27 de novembro de 2011

Temas e motivos da poesia barroca


 


O mundo da literatura barroca portuguesa revela aspetos contrastantes, num jogo constante de claro-escuro:
nos textos literários desta época encontramos, lado a lado, faces contrastantes ou contraditórias.

Meditação desiludida sobre a vida humana/valorização do gozo terreno ainda que efémero
A espiritualidade e a sublimação/a materialidade aprendida pelos sentidos
O amor idealizado e mesurado/o amor sensual e licencioso
O retrato elogioso/o retrato caricatural
Literatura/contraliteratura
Tragédia/comédia
Claro-escuro
 

Temas e motivos da poesia barroca

1.      O tempo

  • «[…] o mundo barroco é dominado pela figura do tempo, pela visão obsessiva do seu fluir e do seu império sobre os homens e sobre as coisas.

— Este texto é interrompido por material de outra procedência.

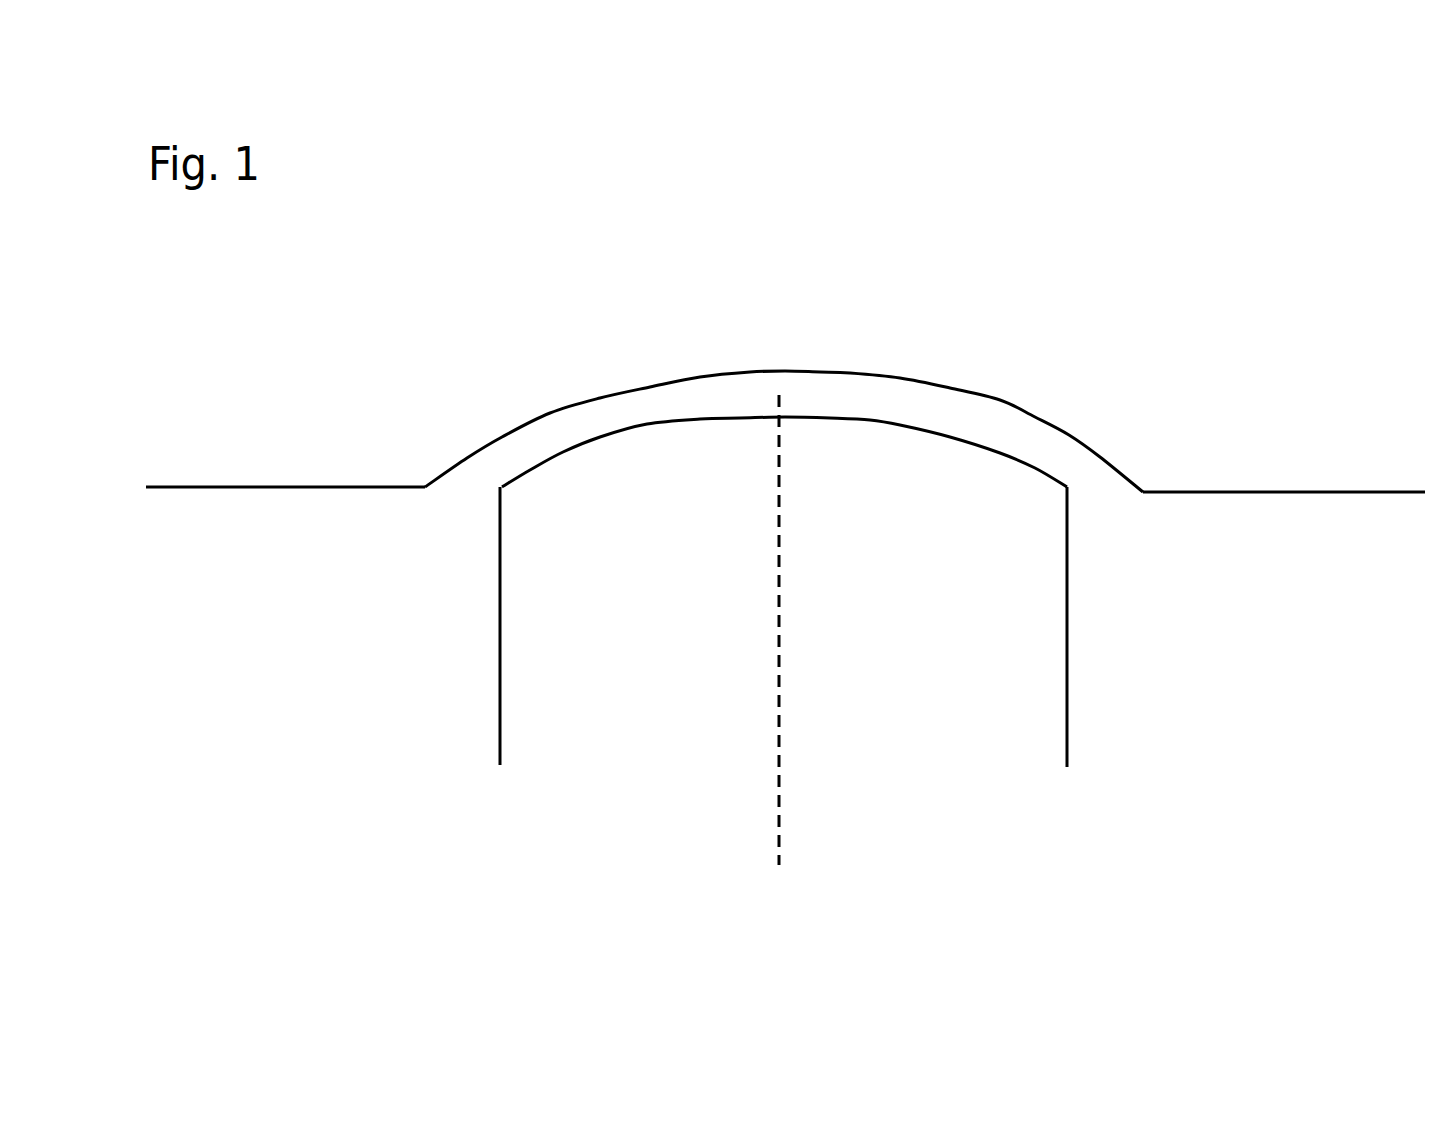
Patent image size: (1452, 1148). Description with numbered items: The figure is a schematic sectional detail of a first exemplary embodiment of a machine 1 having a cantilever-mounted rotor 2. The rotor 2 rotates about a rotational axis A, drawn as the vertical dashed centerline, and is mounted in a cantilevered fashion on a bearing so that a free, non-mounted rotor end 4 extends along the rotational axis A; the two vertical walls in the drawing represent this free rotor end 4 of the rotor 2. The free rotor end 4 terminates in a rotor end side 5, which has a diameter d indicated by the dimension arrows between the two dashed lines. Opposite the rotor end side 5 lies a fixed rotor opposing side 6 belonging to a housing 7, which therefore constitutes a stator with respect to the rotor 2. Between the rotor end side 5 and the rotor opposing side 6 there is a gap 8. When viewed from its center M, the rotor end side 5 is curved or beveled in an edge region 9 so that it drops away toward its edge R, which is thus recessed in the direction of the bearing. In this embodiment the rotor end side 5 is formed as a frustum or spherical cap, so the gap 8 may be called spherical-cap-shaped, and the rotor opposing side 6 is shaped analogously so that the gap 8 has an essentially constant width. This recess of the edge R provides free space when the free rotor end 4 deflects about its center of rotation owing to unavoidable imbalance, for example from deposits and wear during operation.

The machine 1 is at (1346, 372).
The rotor 2 is at (1125, 689).
The free rotor end 4 is at (485, 662).
The rotor end side 5 is at (640, 398).
The rotor opposing side 6 is at (967, 417).
The housing 7 is at (1240, 472).
The gap 8 is at (884, 401).
The edge region 9 is at (565, 472).
The center M is at (779, 418).
The edge R is at (500, 487).
The rotational axis A is at (779, 660).
The diameter d is at (1069, 487).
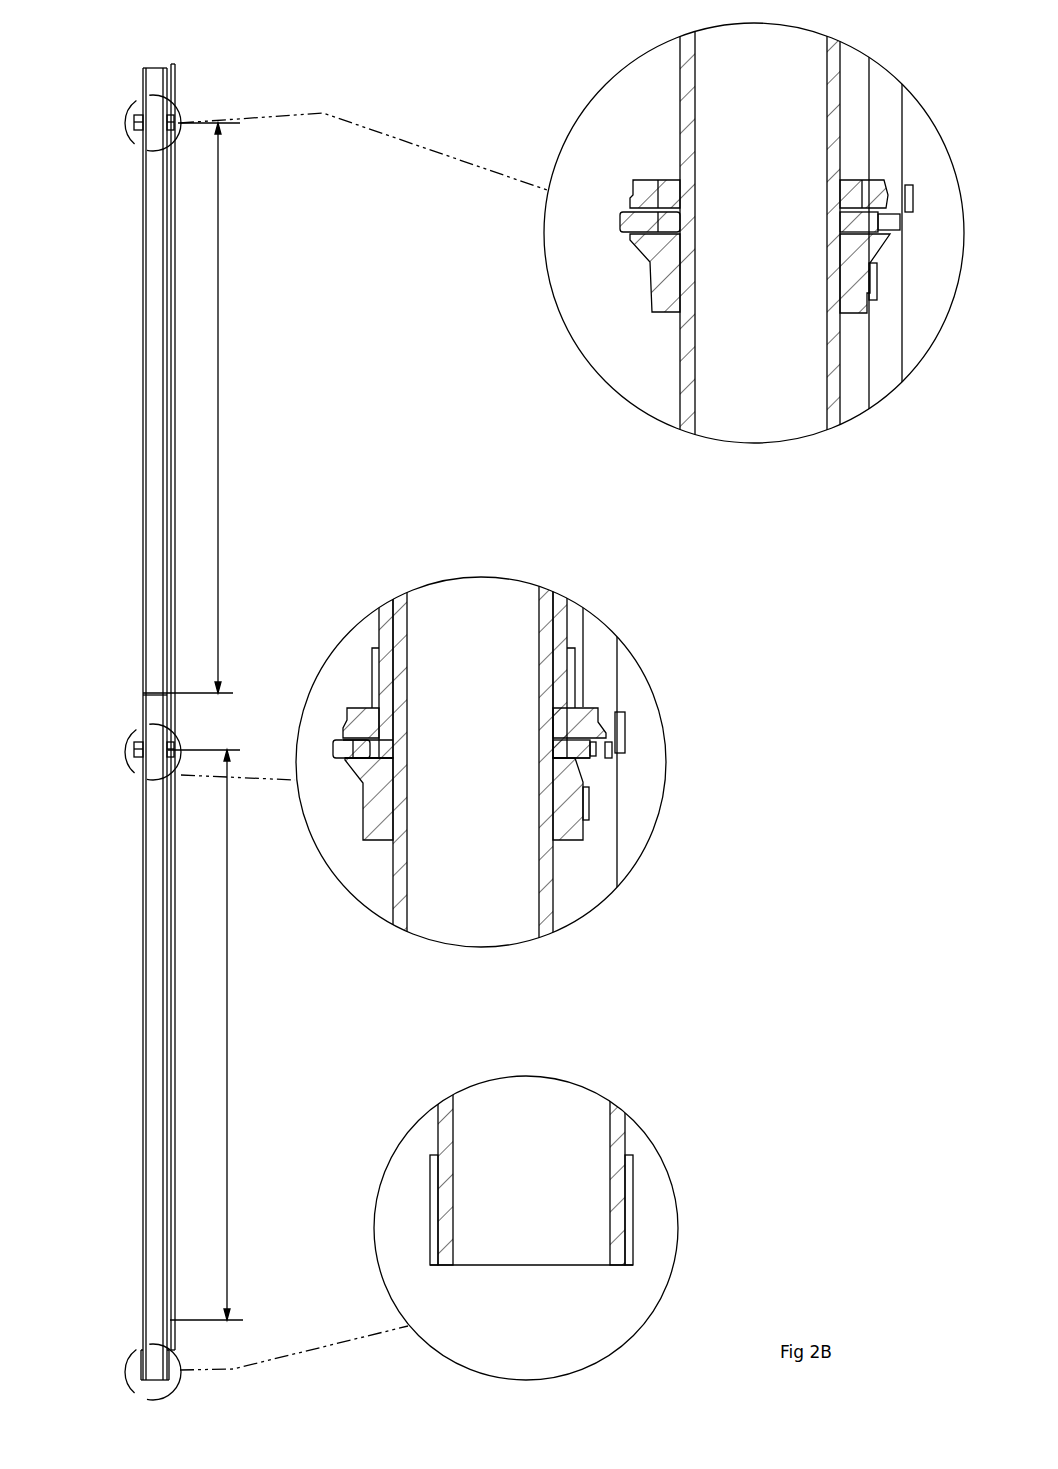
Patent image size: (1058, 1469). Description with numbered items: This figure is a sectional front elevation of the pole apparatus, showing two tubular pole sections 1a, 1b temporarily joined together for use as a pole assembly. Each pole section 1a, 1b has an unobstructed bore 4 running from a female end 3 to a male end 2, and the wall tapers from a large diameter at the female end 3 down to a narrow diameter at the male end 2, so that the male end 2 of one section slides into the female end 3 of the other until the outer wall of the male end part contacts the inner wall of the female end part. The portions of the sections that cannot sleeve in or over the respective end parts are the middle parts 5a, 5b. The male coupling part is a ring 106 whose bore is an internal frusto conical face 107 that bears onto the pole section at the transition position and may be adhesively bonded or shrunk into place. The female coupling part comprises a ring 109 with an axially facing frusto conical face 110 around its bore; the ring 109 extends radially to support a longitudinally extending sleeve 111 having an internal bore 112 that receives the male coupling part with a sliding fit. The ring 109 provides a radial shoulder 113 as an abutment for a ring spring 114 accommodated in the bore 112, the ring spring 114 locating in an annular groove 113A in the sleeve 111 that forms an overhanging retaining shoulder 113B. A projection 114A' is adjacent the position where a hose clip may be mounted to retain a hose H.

The pole section 1a is at (107, 1037).
The pole section 1b is at (112, 381).
The male end 2 is at (137, 688).
The female end 3 is at (387, 757).
The bore 4 is at (649, 235).
The middle part 5a is at (205, 1035).
The middle part 5b is at (191, 408).
The ring 106 is at (372, 648).
The internal frusto conical face 107 is at (483, 1216).
The ring 109 is at (653, 316).
The frusto conical face 110 is at (518, 800).
The sleeve 111 is at (607, 742).
The internal bore 112 is at (562, 713).
The radial shoulder 113 is at (518, 800).
The annular groove 113A is at (618, 750).
The overhanging retaining shoulder 113B is at (598, 738).
The ring spring 114 is at (593, 743).
The projection 114A' is at (698, 729).
The hose H is at (618, 828).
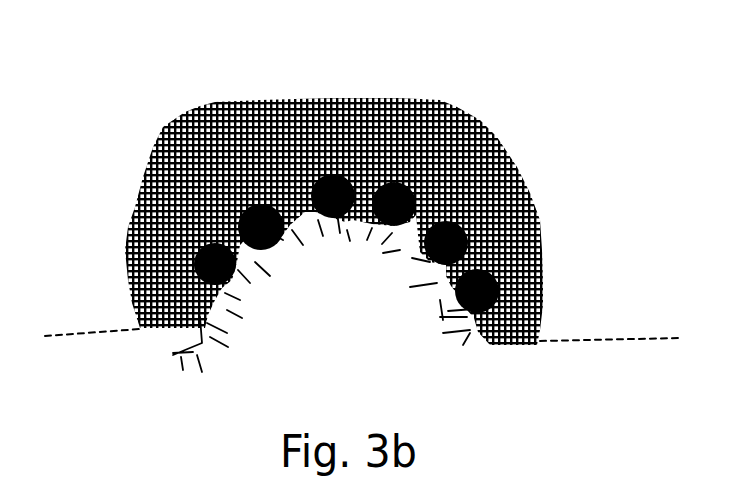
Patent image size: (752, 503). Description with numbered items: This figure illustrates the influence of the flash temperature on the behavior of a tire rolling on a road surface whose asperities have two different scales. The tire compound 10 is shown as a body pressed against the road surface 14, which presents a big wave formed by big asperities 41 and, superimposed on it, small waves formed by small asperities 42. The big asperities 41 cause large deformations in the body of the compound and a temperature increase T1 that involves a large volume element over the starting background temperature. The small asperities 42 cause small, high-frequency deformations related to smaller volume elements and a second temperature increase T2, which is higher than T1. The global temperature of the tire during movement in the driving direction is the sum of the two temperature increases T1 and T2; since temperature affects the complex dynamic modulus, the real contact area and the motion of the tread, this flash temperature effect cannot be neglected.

The hatched body layer 10 is at (173, 253).
The lower contour / base 14 is at (173, 355).
The big asperities 41 is at (340, 310).
The small asperities 42 is at (443, 312).
The first temperature increase T1 is at (484, 147).
The second temperature increase T2 is at (512, 292).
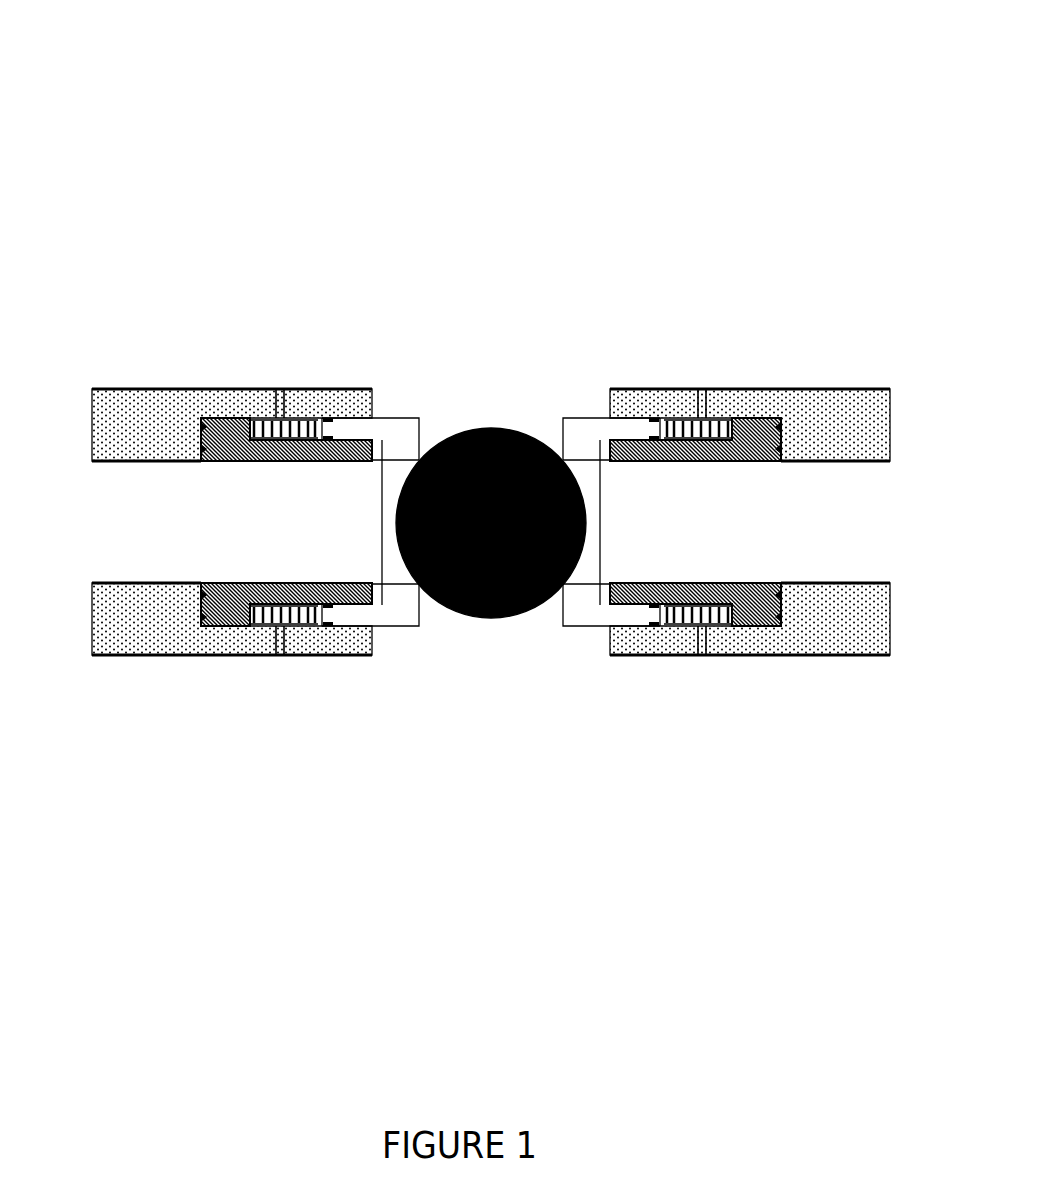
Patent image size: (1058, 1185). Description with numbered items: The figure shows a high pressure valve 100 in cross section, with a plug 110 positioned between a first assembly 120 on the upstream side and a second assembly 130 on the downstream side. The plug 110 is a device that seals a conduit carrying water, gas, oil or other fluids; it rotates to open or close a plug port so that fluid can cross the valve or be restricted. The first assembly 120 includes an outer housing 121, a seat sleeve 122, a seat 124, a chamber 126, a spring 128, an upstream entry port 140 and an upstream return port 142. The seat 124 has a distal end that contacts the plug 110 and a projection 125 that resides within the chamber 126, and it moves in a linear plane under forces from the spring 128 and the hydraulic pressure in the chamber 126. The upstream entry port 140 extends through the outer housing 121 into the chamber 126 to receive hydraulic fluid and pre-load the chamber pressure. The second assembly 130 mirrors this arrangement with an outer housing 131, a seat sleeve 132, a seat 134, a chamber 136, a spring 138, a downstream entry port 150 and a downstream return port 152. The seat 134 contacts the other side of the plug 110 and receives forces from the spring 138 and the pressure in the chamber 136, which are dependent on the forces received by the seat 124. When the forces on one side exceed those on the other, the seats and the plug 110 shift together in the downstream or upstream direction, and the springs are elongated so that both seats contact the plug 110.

The high pressure valve 100 is at (110, 97).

Esta consciência aguda do tempo que foge constitui assim o núcleo de uma constelação temática – a efemeridade, a transitoriedade, o desengano – e confere unidade semântica a motivos tão diversos como a rosa, o relógio, as ruínas, a morte. A consciência do tempo que passa arrastando o homem no seu fluir (expressa na literatura de todos os tempos) surge-nos como uma obsessão na poesia barroca.» [Pires, p. 33]
  • A efemeridade: «A angústia perante o fluir do tempo resulta da consciência de que o homem é arrastado nesse movimento e que, na perspetiva humana, esse fluir é caminhar para a morte. Vida efémera, portanto, a do homem, inevitavelmente sob o signo do tempo. Multiplicam-se as metáforas que apresentam essa efemeridade. Acumulam-se as comparações com seres igualmente efémeros, de breve duração: a rosa […], a luz que um sopro extingue, o navio que a tormenta destrói, o edifício arruinado. Visões de beleza, brilho ou grandeza que rapidamente desembocam na destruição.» [Pires, p. 34. V. Plazenet, pp. 36-37: «La flemme et la bulle: la vie fugitive; la séduction de l’éphémère».]
  • A inconstância (ou transitoriedade): «Tudo passa, nada é estável. A consciência desta instabilidade impede a apreensão da realidade das coisas. De facto, como dizer a essência daquilo que por natureza se muda a cada instante? Tanto mais que essa mudança corresponde à transformação das coisas no seu contrário. No plano da expressão poética, a perceção desta mudança exprime-se pela identificação paradoxal dos contrastes. Vida e morte deixam de ser opostos para serem sinónimos, pois que a vida é gérmen da morte, cada momento da vida é um avanço da morte.» [Pires, p. 34. V. Plazenet, pp.37-38: «L’eau: perpetum mobile; le plus fascinant des miroirs»]
- O homem é Proteu: «Divinité marine, Protée a le pouvoir, comme l’élément dans lequel il se meut, de revêtir des formes différents. […] Il est une image de l’homme changeant dans cesse, sous l’effet du temps, des circonstances, des individus avec lesquels il se trouve.» [Plazenet, p. 30]
  • A vaidade do mundo: «L’inconstance révèle à l’homme sa profonde vanité. […] Instabilité douloureuse, l’inconstance rappelle chacun au sentiment de son néant. Incapable de reconnaître la main de Dieu dans l’incohérence de sa situation, l’homme se voit abandonné à la fortune.» [Plazenet, p. 31] Nos textos de intenção religiosa (e portanto moralizadores) pretende-se «détourner l’homme de ses passions et du monde, de lui inspirer dans l’effroi le désir de se convertir et de faire pénitence.» [idem]
  • A morte: «Tudo passa, caminhando para a destruição. Consciente disso, o homem barroco fez da morte tema dominante do seu pensar, do seu escrever. A presença da morte ocorre a cada passo na poesia barroca. A morte de alguém (alguém ilustre pela sua beleza, pela sua sabedoria, pelo seu poder, pela sua elevada categoria social) é dos motivos mais frequentemente tratados e utilizados como ponto de partida de meditação sobre a efemeridade dos bens terrenos. Mas na sociedade barroca a morte constitui-se em espetáculo. As pompas fúnebres, a grandiosidade dos monumentos tumulares são ainda formas de ostentação de grandeza, ao mesmo tempo que pretendem dizer o nada dessa grandeza. Há um comprazimento no fúnebre, no macabro, na representação concreta da morte; e há simultaneamente a transformação de tudo isso em pompa, em espetáculo, em exibição esplendorosa. A poesia revela esta associação de elementos contraditórios.» [Pires, pp.34-35. V. Plazenet, pp.34-36: «la mort]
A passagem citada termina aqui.